My son has played baseball since he has been 5. It is the love of his life. He is a good player not the best but definately not the worst. This year he tried out for a select team and made it. Not sure why but the majority of his teammates dont like him and he is very aware of it. They make fun of him, laugh at him, and always are talking crap to him. Some of the boys wont even warm up with him before the game and throw the ball with him. He is a shy kid and doesn't talk back but I know it bothers him. He has told me it does. I just dont get it. We have never had this problem with any other team before. It is a few punk boys that start it and then others jump of the band wagon. When he is alone with one of his teammates there are no problems. There are boys that strike out a lot and nothing is said to them but if my son strikes out they just talk down on him. He will talk back to them after a while and tell them to shut up. The coach doesn't really care that this is happening. We are with these boys all the time about 3 days during the week and everything weekend playing baseball. We are going to finish out the season and more than likely move on. But we hate to run from a problem and I would appreciate any suggestions since this has never happend to us before.
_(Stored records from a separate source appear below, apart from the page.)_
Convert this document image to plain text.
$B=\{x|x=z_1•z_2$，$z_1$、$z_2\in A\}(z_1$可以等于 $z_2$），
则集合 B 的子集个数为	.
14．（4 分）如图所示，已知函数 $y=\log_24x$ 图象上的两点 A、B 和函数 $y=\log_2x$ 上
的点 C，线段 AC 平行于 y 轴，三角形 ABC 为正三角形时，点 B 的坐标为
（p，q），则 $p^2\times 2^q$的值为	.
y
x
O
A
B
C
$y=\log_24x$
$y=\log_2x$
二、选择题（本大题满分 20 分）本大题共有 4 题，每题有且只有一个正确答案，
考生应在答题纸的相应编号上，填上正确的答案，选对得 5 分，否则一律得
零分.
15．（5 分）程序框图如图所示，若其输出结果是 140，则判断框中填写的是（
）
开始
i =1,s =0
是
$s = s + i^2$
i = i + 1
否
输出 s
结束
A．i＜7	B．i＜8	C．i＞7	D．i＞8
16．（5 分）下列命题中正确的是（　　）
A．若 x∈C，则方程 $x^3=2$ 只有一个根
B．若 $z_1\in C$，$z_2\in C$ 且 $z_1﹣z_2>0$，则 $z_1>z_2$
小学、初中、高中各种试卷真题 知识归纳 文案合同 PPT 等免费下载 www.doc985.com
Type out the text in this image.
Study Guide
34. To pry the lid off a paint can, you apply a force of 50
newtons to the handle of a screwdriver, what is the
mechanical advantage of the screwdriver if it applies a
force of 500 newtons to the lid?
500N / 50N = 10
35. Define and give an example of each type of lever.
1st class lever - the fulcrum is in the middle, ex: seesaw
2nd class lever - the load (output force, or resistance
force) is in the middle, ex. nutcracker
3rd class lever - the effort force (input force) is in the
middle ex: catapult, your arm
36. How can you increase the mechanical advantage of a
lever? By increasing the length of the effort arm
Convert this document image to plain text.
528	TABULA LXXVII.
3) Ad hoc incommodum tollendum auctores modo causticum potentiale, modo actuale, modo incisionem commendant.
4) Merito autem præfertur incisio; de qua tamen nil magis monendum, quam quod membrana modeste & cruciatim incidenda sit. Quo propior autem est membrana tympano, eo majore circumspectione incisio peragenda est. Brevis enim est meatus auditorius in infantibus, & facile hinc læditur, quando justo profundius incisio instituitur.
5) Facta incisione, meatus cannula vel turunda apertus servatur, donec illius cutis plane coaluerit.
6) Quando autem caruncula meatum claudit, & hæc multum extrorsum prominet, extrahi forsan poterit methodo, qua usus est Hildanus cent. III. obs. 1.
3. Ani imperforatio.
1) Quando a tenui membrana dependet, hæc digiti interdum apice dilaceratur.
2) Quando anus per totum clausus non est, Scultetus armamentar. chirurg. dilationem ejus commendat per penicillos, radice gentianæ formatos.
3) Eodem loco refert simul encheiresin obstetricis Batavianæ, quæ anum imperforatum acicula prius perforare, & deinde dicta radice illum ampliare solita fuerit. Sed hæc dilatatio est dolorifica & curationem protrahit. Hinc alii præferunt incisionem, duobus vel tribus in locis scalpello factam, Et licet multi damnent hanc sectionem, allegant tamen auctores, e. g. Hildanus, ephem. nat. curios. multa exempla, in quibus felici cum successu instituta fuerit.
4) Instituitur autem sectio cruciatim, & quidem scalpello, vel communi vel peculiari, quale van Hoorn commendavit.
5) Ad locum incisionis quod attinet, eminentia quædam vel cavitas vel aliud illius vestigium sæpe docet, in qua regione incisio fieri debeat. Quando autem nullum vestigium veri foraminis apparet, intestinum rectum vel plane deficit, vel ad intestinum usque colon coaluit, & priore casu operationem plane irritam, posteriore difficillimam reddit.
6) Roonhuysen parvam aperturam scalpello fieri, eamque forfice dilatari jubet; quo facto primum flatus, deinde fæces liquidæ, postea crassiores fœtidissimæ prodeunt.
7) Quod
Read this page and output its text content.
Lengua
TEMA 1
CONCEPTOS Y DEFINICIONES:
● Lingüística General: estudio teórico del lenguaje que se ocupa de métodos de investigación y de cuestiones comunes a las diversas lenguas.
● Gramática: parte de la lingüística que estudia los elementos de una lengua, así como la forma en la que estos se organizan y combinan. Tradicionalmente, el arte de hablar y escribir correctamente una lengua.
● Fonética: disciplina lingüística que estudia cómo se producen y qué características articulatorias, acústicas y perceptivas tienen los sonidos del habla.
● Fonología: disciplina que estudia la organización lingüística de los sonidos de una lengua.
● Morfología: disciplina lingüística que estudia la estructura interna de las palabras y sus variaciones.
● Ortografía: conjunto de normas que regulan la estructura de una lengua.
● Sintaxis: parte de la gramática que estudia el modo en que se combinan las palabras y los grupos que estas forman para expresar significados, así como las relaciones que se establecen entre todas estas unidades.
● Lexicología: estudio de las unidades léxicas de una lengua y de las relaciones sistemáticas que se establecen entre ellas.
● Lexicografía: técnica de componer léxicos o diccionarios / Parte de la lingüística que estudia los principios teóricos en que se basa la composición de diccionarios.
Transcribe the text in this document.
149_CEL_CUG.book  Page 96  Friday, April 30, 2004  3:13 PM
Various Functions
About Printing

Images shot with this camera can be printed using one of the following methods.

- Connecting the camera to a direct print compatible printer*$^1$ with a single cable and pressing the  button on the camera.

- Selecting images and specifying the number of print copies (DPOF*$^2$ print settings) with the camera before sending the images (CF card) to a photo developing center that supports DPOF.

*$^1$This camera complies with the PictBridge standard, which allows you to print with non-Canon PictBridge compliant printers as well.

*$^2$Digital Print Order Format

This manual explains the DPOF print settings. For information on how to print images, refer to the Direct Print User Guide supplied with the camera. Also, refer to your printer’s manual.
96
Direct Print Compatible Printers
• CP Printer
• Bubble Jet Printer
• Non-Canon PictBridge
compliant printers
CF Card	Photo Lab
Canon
What an incredibly frustrating situation for you and your son. I can understand why he would be bothered by this. Bullying certainly can happen anywhere, including the baseball diamond. It is a safe bet that many of the kids on the team do like him and would leave him alone if it wasn't for just one or two kids who decided to make him a target. Do you happen to know any of the other kids on the team or their families? Finding a peer who could just be there for him when these things happen may be a huge help for your son, even if it doesn't stop the bullying from occurring. Having a friend makes a huge difference. Having two friends would be even better if you can somehow connect them outside of the baseball setting in a smaller group. It also may be a good idea to talk with the coach. It may not be that he doesn't care, it may be that doesn't know what to do about it so he chooses to do nothing. He may fear that if he intervenes, it will only get worse for your son. Maybe a sit down with the coach to problem solve the situation would be useful. Are there any other league officials that you could talk to? Maybe an umpire or an administrative person? Not to get anybody into trouble but just to see if there were any rules or policies in place that would help everybody figure out the appropriate way to proceed.
The good news in this situation is that eventually the season will end and you will be able to move on, so it is about getting through this one day at a time. Continue to support your son, empower him to try different things that may help as long as he is comfortable, and let him know that you and many other people are there for him and care about him. And by removing your son from this team you are not running away, you are taking him out of an unhealthy environment where there is not proper supervision or structure. It would be even worse to keep him somewhere that this is happening.
Bullying situations such as these are complicated and it can take awhile to get everybody on the same page to create a safe environment, but it is worth a shot. Talk to the coach or another adult involved with the team. Take things one day at a time with your son and help him navigate through this difficult time by trying to give him as many positive experiences and relationships as possible.